Tuesday, January 15, 2008

The Long-lasting fallout of Shock & Awe – Lumwana Mine.

Shock and Awe is a term recently invigorated by the Bush administration’s initial military strategy in Iraq. The term defines the show of great strength and the rapid dominance that will

"Impose this overwhelming level of Shock and Awe against an adversary on an immediate or sufficiently timely basis to paralyze its will to carry on . . . to seize control of the environment and paralyze or so overload an adversary's perceptions and understanding of events that the enemy would be incapable of resistance at the tactical and strategic levels."

The Lumwana mine project may not be a military maneuver, however its design and execution smacks of the shock and awe strategy.
After acquiring financing that the mine managing director Hurry Michael calls

the largest debt finance package in Africa, five international financial institutions from different countries which include South Africa, United Kingdom, Germany, Australia and Canada have agreed to lend us US$584 million for the development of the project," Post Zambia ( I think this is an overstatement, there are bigger debt package by the Chinese and others).

Equinox the foreign owners dominate the land and copper deposits in Lumwana by a hundred percent and have brought in the largest means to extract the copper.

Michael says Lumwana mine would be among the largest copper mines in the world as evidenced by the equipment that would be used at the mine.
This mine will have the largest mills and to run these mills we will need 18 mega watts of power to run each mill, three times power consumption of the of Solwezi.

In the face of this huge display of shock and awe by Equinox, Solwezi district commissioner Albert Chifita and the local people, indeed have much to be fearful of -

"The Kabwe scenario would not be repeated in Solwezi, as you may be aware that the closure of Kabwe mine in June, 1994 brought the economy of the town to its knees and everything in the area changed drastically." ALbert Chifita

The poor are at some risk of not participating in the economic opportunities of mining while bearing many of the costs as well as risks that result from the introduction of a mine in an undeveloped area such as Lumwana.

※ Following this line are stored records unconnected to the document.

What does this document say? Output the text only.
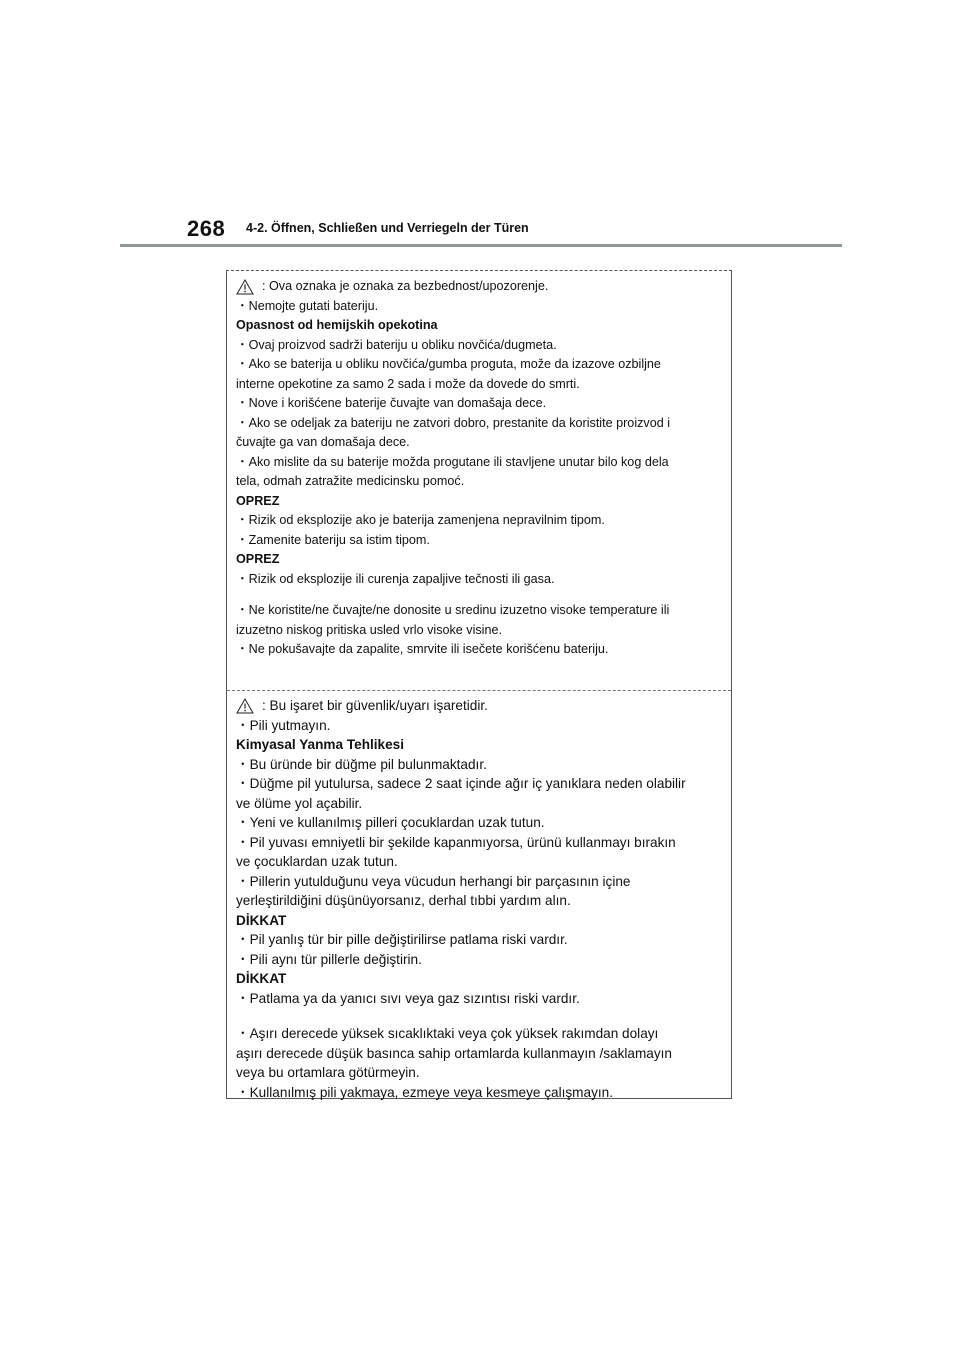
268 4-2. Öffnen, Schließen und Verriegeln der Türen
: Ova oznaka je oznaka za bezbednost/upozorenje.
・Nemojte gutati bateriju.
Opasnost od hemijskih opekotina
・Ovaj proizvod sadrži bateriju u obliku novčića/dugmeta.
・Ako se baterija u obliku novčića/gumba proguta, može da izazove ozbiljne
interne opekotine za samo 2 sada i može da dovede do smrti.
・Nove i korišćene baterije čuvajte van domašaja dece.
・Ako se odeljak za bateriju ne zatvori dobro, prestanite da koristite proizvod i
čuvajte ga van domašaja dece.
・Ako mislite da su baterije možda progutane ili stavljene unutar bilo kog dela
tela, odmah zatražite medicinsku pomoć.
OPREZ
・Rizik od eksplozije ako je baterija zamenjena nepravilnim tipom.
・Zamenite bateriju sa istim tipom.
OPREZ
・Rizik od eksplozije ili curenja zapaljive tečnosti ili gasa.
・Ne koristite/ne čuvajte/ne donosite u sredinu izuzetno visoke temperature ili
izuzetno niskog pritiska usled vrlo visoke visine.
・Ne pokušavajte da zapalite, smrvite ili isečete korišćenu bateriju.
: Bu işaret bir güvenlik/uyarı işaretidir.
・Pili yutmayın.
Kimyasal Yanma Tehlikesi
・Bu üründe bir düğme pil bulunmaktadır.
・Düğme pil yutulursa, sadece 2 saat içinde ağır iç yanıklara neden olabilir
ve ölüme yol açabilir.
・Yeni ve kullanılmış pilleri çocuklardan uzak tutun.
・Pil yuvası emniyetli bir şekilde kapanmıyorsa, ürünü kullanmayı bırakın
ve çocuklardan uzak tutun.
・Pillerin yutulduğunu veya vücudun herhangi bir parçasının içine
yerleştirildiğini düşünüyorsanız, derhal tıbbi yardım alın.
DİKKAT
・Pil yanlış tür bir pille değiştirilirse patlama riski vardır.
・Pili aynı tür pillerle değiştirin.
DİKKAT
・Patlama ya da yanıcı sıvı veya gaz sızıntısı riski vardır.
・Aşırı derecede yüksek sıcaklıktaki veya çok yüksek rakımdan dolayı
aşırı derecede düşük basınca sahip ortamlarda kullanmayın /saklamayın
veya bu ortamlara götürmeyin.
・Kullanılmış pili yakmaya, ezmeye veya kesmeye çalışmayın.
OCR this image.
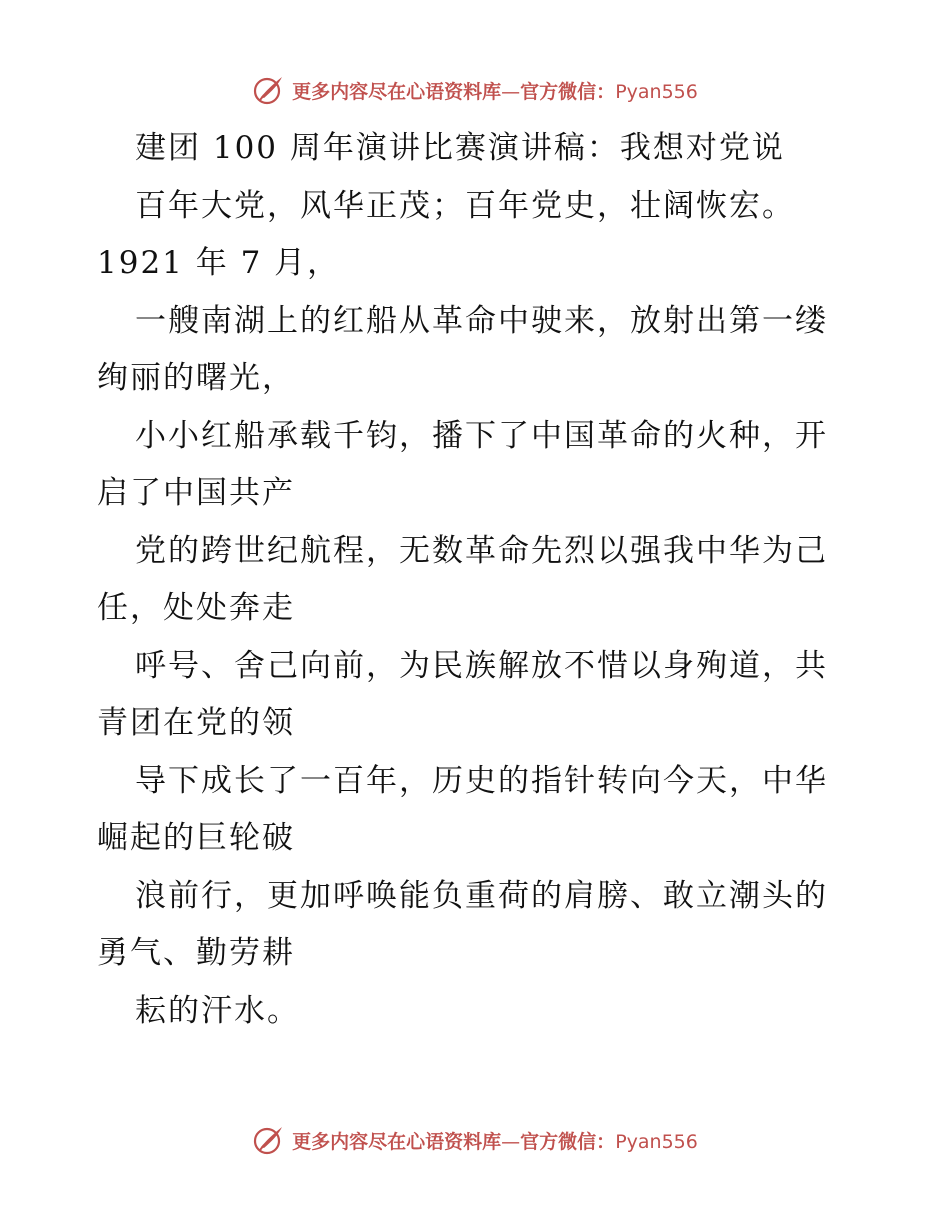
更多内容尽在心语资料库—官方微信：Pyan556
建团 100 周年演讲比赛演讲稿：我想对党说
百年大党，风华正茂；百年党史，壮阔恢宏。
1921 年 7 月，
一艘南湖上的红船从革命中驶来，放射出第一缕
绚丽的曙光，
小小红船承载千钧，播下了中国革命的火种，开
启了中国共产
党的跨世纪航程，无数革命先烈以强我中华为己
任，处处奔走
呼号、舍己向前，为民族解放不惜以身殉道，共
青团在党的领
导下成长了一百年，历史的指针转向今天，中华
崛起的巨轮破
浪前行，更加呼唤能负重荷的肩膀、敢立潮头的
勇气、勤劳耕
耘的汗水。
更多内容尽在心语资料库—官方微信：Pyan556
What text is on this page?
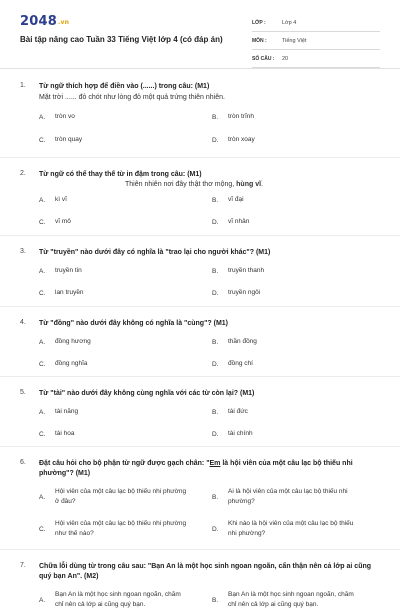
2048.vn
Bài tập nâng cao Tuần 33 Tiếng Việt lớp 4 (có đáp án)
LỚP :	Lớp 4
MÔN :	Tiếng Việt
SỐ CÂU :	20
1.	Từ ngữ thích hợp để điền vào (......) trong câu: (M1)
Mặt trời ...... đỏ chót như lòng đỏ một quả trứng thiên nhiên.
A.	tròn vo	B.	tròn trĩnh
C.	tròn quay	D.	tròn xoay
2.	Từ ngữ có thể thay thế từ in đậm trong câu: (M1)
Thiên nhiên nơi đây thật thơ mộng, hùng vĩ.
A.	kì vĩ	B.	vĩ đại
C.	vĩ mô	D.	vĩ nhân
3.	Từ "truyền" nào dưới đây có nghĩa là "trao lại cho người khác"? (M1)
A.	truyền tin	B.	truyền thanh
C.	lan truyền	D.	truyền ngôi
4.	Từ "đồng" nào dưới đây không có nghĩa là "cùng"? (M1)
A.	đồng hương	B.	thần đồng
C.	đồng nghĩa	D.	đồng chí
5.	Từ "tài" nào dưới đây không cùng nghĩa với các từ còn lại? (M1)
A.	tài năng	B.	tài đức
C.	tài hoa	D.	tài chính
6.	Đặt câu hỏi cho bộ phận từ ngữ được gạch chân: "Em là hội viên của một câu lạc bộ thiếu nhi phường"? (M1)
A.
Hội viên của một câu lạc bộ thiếu nhi phường ở đâu?
B.
Ai là hội viên của một câu lạc bộ thiếu nhi phường?
C.
Hội viên của một câu lạc bộ thiếu nhi phường như thế nào?
D.
Khi nào là hội viên của một câu lạc bộ thiếu nhi phường?
7.	Chữa lỗi dùng từ trong câu sau: "Bạn An là một học sinh ngoan ngoãn, cẩn thận nên cả lớp ai cũng quý bạn An". (M2)
A.
Bạn An là một học sinh ngoan ngoãn, chăm chỉ nên cả lớp ai cũng quý bạn.
B.
Bạn An là một học sinh ngoan ngoãn, chăm chỉ nên cả lớp ai cũng quý bạn.
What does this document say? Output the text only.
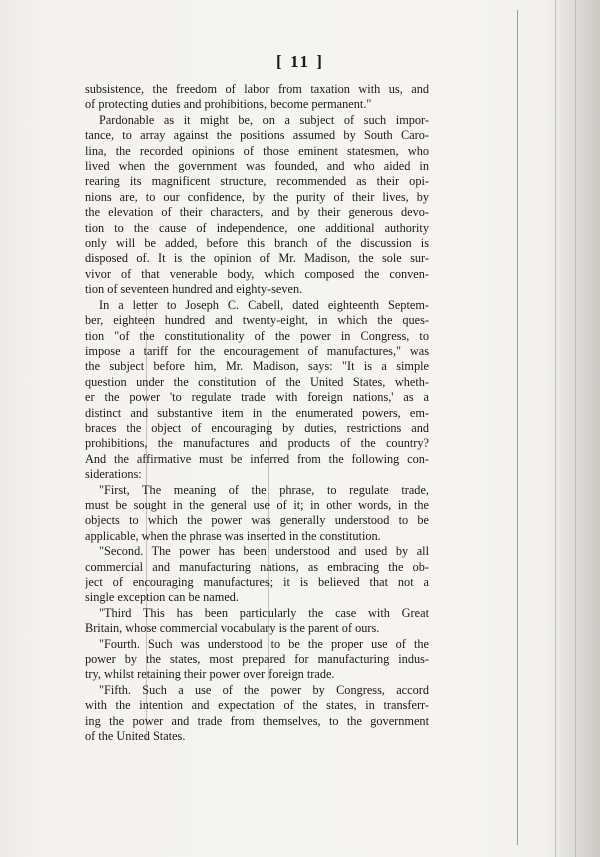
[ 11 ]

subsistence, the freedom of labor from taxation with us, and
of protecting duties and prohibitions, become permanent."

Pardonable as it might be, on a subject of such impor-
tance, to array against the positions assumed by South Caro-
lina, the recorded opinions of those eminent statesmen, who
lived when the government was founded, and who aided in
rearing its magnificent structure, recommended as their opi-
nions are, to our confidence, by the purity of their lives, by
the elevation of their characters, and by their generous devo-
tion to the cause of independence, one additional authority
only will be added, before this branch of the discussion is
disposed of. It is the opinion of Mr. Madison, the sole sur-
vivor of that venerable body, which composed the conven-
tion of seventeen hundred and eighty-seven.

In a letter to Joseph C. Cabell, dated eighteenth Septem-
ber, eighteen hundred and twenty-eight, in which the ques-
tion "of the constitutionality of the power in Congress, to
impose a tariff for the encouragement of manufactures," was
the subject before him, Mr. Madison, says: "It is a simple
question under the constitution of the United States, wheth-
er the power 'to regulate trade with foreign nations,' as a
distinct and substantive item in the enumerated powers, em-
braces the object of encouraging by duties, restrictions and
prohibitions, the manufactures and products of the country?
And the affirmative must be inferred from the following con-
siderations:

"First, The meaning of the phrase, to regulate trade,
must be sought in the general use of it; in other words, in the
objects to which the power was generally understood to be
applicable, when the phrase was inserted in the constitution.

"Second. The power has been understood and used by all
commercial and manufacturing nations, as embracing the ob-
ject of encouraging manufactures; it is believed that not a
single exception can be named.

"Third This has been particularly the case with Great
Britain, whose commercial vocabulary is the parent of ours.

"Fourth. Such was understood to be the proper use of the
power by the states, most prepared for manufacturing indus-
try, whilst retaining their power over foreign trade.

"Fifth. Such a use of the power by Congress, accord
with the intention and expectation of the states, in transferr-
ing the power and trade from themselves, to the government
of the United States.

Chifita explains that government knows that minerals are wasting assets and cannot be relied upon forever adding that government was trying to diversify the economy by emphasizing on agriculture and tourism as a mode of diversification.

Mr. Chifita may be a noble pragmatist in hoping the local people should look into agriculture and tourism as the long term economic activity for the area; however the sheer scale of this mining activity in the area ensures that this remains as the current and future counterpoint of the local economy.
Agriculture, Tourism and other economic activity may thrive during the lifespan of the mine but will they withstand the absence of the multitudes that have been drawn to the area by this huge short term mining activity?

The region lies vulnerable to fallout of shock and awe - the choice of quick profit over sustainable progress.
The rapid construction, commencement of mining and associated population increase does not allow the local to plan or develop sufficient capacity to ensure long lasting benefits from this interaction. Instead the more immediate and transient demands of accommodation and consumables like food, shops etc have boomed.
Because of scale it is usually beyond the capacity of local businesses to meet the demand of high cost business needs like equipment and recurring business needs; hence supply of these needs is outsourced, giving the real business opportunities to outsiders.

Despite Mr. Michael’s pronouncements of good intent that measures will be in place to protect people and the environment from the negative effects and risks of large scale mining, the local people must always be mindful that the implementers of shock and awe have little attachment to local causes and always preclude themselves from legal liability of environmental disasters such as accidental river pollution.

Unless the Zambian government or the local administration take bold and decisive measures to regain dominance –

i) In regulating the framework of business activity between the mine and local economy and ensure local businesses are not marginalized.
ii) Regulate and enforce environmental safety standards now and post mining period.
iii) Local land administration - zoning and property taxes collection to ensure local population also access utilities water, energy.
iv) Support local capacity to develop agriculture, tourism and craft/art through grants and resource personnel.

The people of Lumwana may yet find themselves as the Broken Hill people without copper or a mainstay economy in forty years.